Parabolic solar cookers concentrate sunlight to a single point. When this point is focused on the bottom of a pot, it can heat the pot quickly to very high temperatures which can often be comparable with the temperatures achieved in gas and charcoal grills. These types of solar cookers are widely used in several regions of the world, most notably in China and India where hundreds of thousands of families currently use parabolic solar cookers for preparing food and heating water. Some parabolic solar cooker projects in China abate between 1-4 tons of carbon dioxide per year and receive carbon credits through the Clean Development Mechanism and gold standard. ‘

Panel cooker

Solar panel cooker designs incorporate elements of box and parabolic cookers. They often have a large reflector area and the cook pot has some form of enclosure to retain heat. Panel cookers are capable of cooking up to approximately 140 °C (284 °F). They are the easiest style to make and relatively inexpensive to buy. Solar Cookers International’s ”CooKit” is the most widely used panel cooker. Panel cookers, due to their ease of construction and low-cost materials, are the simplest solar cookers to build and the most common. Tens of thousands of these are in use in refugee camps around the world.

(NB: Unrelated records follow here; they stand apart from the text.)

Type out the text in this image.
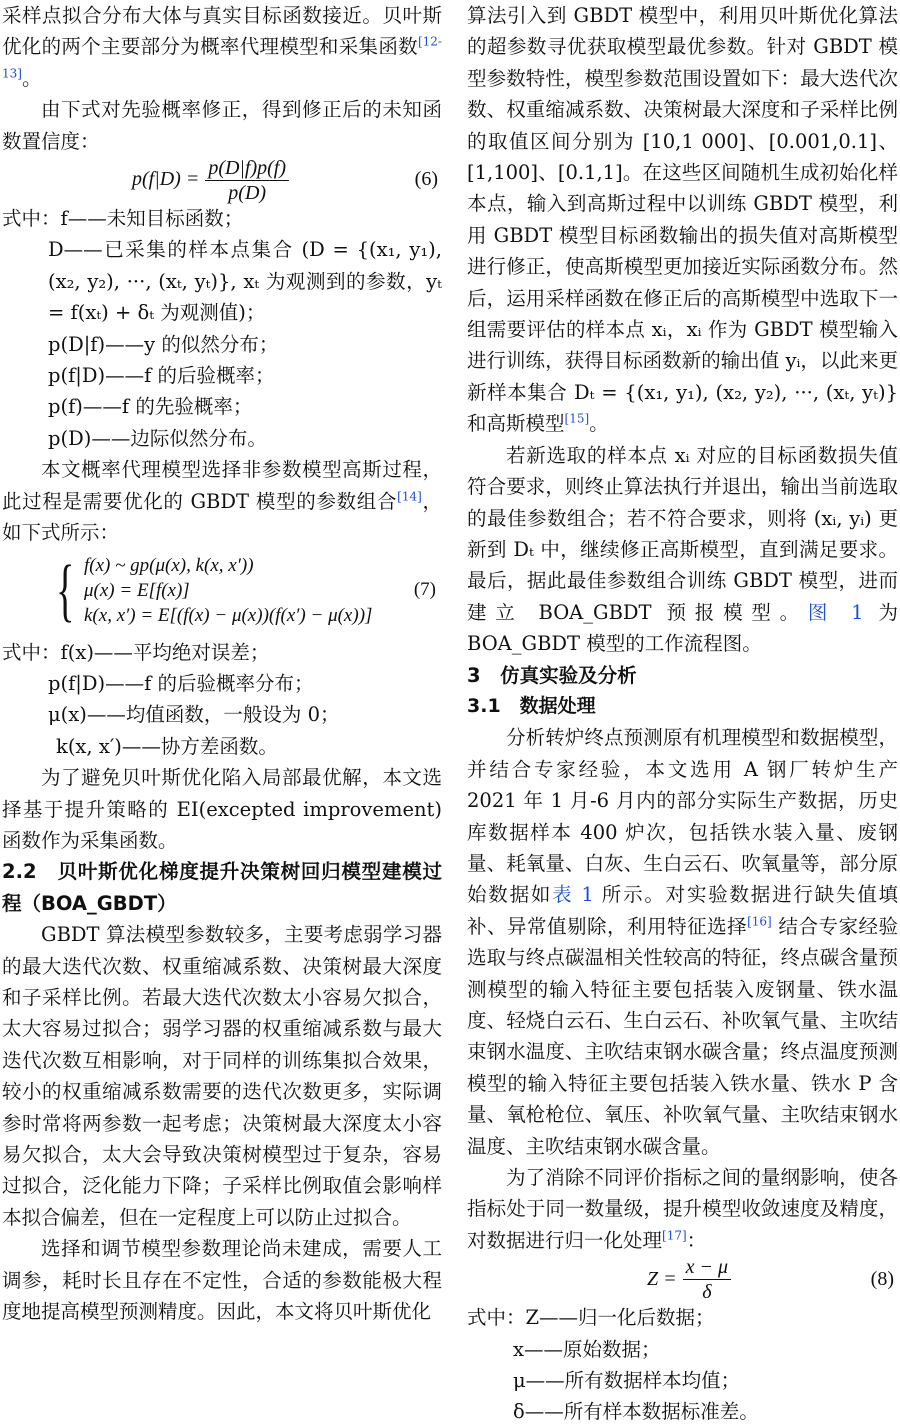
采样点拟合分布大体与真实目标函数接近。贝叶斯优化的两个主要部分为概率代理模型和采集函数[12-13]。

由下式对先验概率修正，得到修正后的未知函数置信度：

$p(f|D) = \frac{p(D|f)p(f)}{p(D)}$	(6)

式中：f——未知目标函数；

D——已采集的样本点集合 (D = {(x₁, y₁), (x₂, y₂), ···, (xₜ, yₜ)}, xₜ 为观测到的参数，yₜ = f(xₜ) + δₜ 为观测值)；

p(D|f)——y 的似然分布；

p(f|D)——f 的后验概率；

p(f)——f 的先验概率；

p(D)——边际似然分布。

本文概率代理模型选择非参数模型高斯过程，此过程是需要优化的 GBDT 模型的参数组合[14]，如下式所示：

{ f(x) ~ gp(μ(x), k(x, x′))
μ(x) = E[f(x)]
k(x, x′) = E[(f(x) − μ(x))(f(x′) − μ(x))]
(7)

式中：f(x)——平均绝对误差；

p(f|D)——f 的后验概率分布；

μ(x)——均值函数，一般设为 0；

k(x, x′)——协方差函数。

为了避免贝叶斯优化陷入局部最优解，本文选择基于提升策略的 EI(excepted improvement) 函数作为采集函数。

2.2　贝叶斯优化梯度提升决策树回归模型建模过程（BOA_GBDT）

GBDT 算法模型参数较多，主要考虑弱学习器的最大迭代次数、权重缩减系数、决策树最大深度和子采样比例。若最大迭代次数太小容易欠拟合，太大容易过拟合；弱学习器的权重缩减系数与最大迭代次数互相影响，对于同样的训练集拟合效果，较小的权重缩减系数需要的迭代次数更多，实际调参时常将两参数一起考虑；决策树最大深度太小容易欠拟合，太大会导致决策树模型过于复杂，容易过拟合，泛化能力下降；子采样比例取值会影响样本拟合偏差，但在一定程度上可以防止过拟合。

选择和调节模型参数理论尚未建成，需要人工调参，耗时长且存在不定性，合适的参数能极大程度地提高模型预测精度。因此，本文将贝叶斯优化

算法引入到 GBDT 模型中，利用贝叶斯优化算法的超参数寻优获取模型最优参数。针对 GBDT 模型参数特性，模型参数范围设置如下：最大迭代次数、权重缩减系数、决策树最大深度和子采样比例的取值区间分别为 [10,1 000]、[0.001,0.1]、[1,100]、[0.1,1]。在这些区间随机生成初始化样本点，输入到高斯过程中以训练 GBDT 模型，利用 GBDT 模型目标函数输出的损失值对高斯模型进行修正，使高斯模型更加接近实际函数分布。然后，运用采样函数在修正后的高斯模型中选取下一组需要评估的样本点 xᵢ，xᵢ 作为 GBDT 模型输入进行训练，获得目标函数新的输出值 yᵢ，以此来更新样本集合 Dₜ = {(x₁, y₁), (x₂, y₂), ···, (xₜ, yₜ)} 和高斯模型[15]。

若新选取的样本点 xᵢ 对应的目标函数损失值符合要求，则终止算法执行并退出，输出当前选取的最佳参数组合；若不符合要求，则将 (xᵢ, yᵢ) 更新到 Dₜ 中，继续修正高斯模型，直到满足要求。最后，据此最佳参数组合训练 GBDT 模型，进而建立 BOA_GBDT 预报模型。图 1 为 BOA_GBDT 模型的工作流程图。

3　仿真实验及分析

3.1　数据处理

分析转炉终点预测原有机理模型和数据模型，并结合专家经验，本文选用 A 钢厂转炉生产 2021 年 1 月-6 月内的部分实际生产数据，历史库数据样本 400 炉次，包括铁水装入量、废钢量、耗氧量、白灰、生白云石、吹氧量等，部分原始数据如表 1 所示。对实验数据进行缺失值填补、异常值剔除，利用特征选择[16] 结合专家经验选取与终点碳温相关性较高的特征，终点碳含量预测模型的输入特征主要包括装入废钢量、铁水温度、轻烧白云石、生白云石、补吹氧气量、主吹结束钢水温度、主吹结束钢水碳含量；终点温度预测模型的输入特征主要包括装入铁水量、铁水 P 含量、氧枪枪位、氧压、补吹氧气量、主吹结束钢水温度、主吹结束钢水碳含量。

为了消除不同评价指标之间的量纲影响，使各指标处于同一数量级，提升模型收敛速度及精度，对数据进行归一化处理[17]：

$Z = \frac{x - \mu}{\delta}$	(8)

式中：Z——归一化后数据；

x——原始数据；

μ——所有数据样本均值；

δ——所有样本数据标准差。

Benefits with solar cooking


  • We are all dependent on the earth’s limited resources of fossil fuels. And the dwindling forests are being depleted for firewood. Cooking with the sun reduces the dependence on these resources.
  • Burning wood, charcoal, fossil fuels, and other types of fuel contribute to the ever increasing global air pollution. Because there is no fire and no flames, there is no air pollution. Because there is no fire and no flame, solar cookers can be used in “no burn” areas and on “no burn” days. So it is perfect for camping in areas with fire restrictions.
  • Because solar cookers use the sun and you use less fuel, there is less garbage to deal with. There are fewer bottles of butane to carry to a campsite, and fewer bottles to carry out of a campsite. And, of course, fewer empty butane bottles in the landfill. Large solar ovens have been built on top of Mt. Everest for this same reason – fewer bottles of fuel to carry up and down the mountain.


  • The use of solar ovens not only reduces air pollution outside, it reduces air pollution inside as well. Smoke from cooking fires irritates and injures the lungs and eyes. With fewer open cooking fires and less smoke, the health of women and children around the globe is improved.
  • Whether it be in a village hut or on a suburban patio, open cooking fires and hot barbeque grills present a danger to everyone, but especially to children.  Using a solar oven, with no open flames, prevents burns and is safe for children to play around.
  • In developing countries, women and children must leave the safety of the village every day, walking further and further distances, to gather a days worth of firewood or dung for the cooking fires, exposing them to dangerous animals and dangerous people. A solar oven keeps them safely in the village, out of harms way.
  • Unsafe water is the cause of 80% of all illnesses and deaths in developing countries.  Millions of people die every year from those diseases. Water can easily be pasteurized in a solar oven, because water does not need to be boiled to be safe. Heating water to just 150 degrees (65 degrees C) pasteurizes it and makes it safe for drinking. Food can be pasteurized at 180 degrees (82 degrees C). A simple, inexpensive device known as a WAPI (WAter Pasteurization Indicator) can be used to determine when the water is safe.
  • When camping, a solar oven can be used to heat water from clean water sources to be used for doing dishes or bathing, as well as drinking and cooking. Again, a WAPI can be used to determine that the water is safe.
  • Solar ovens can be used to sterilize dishes and medical equipment.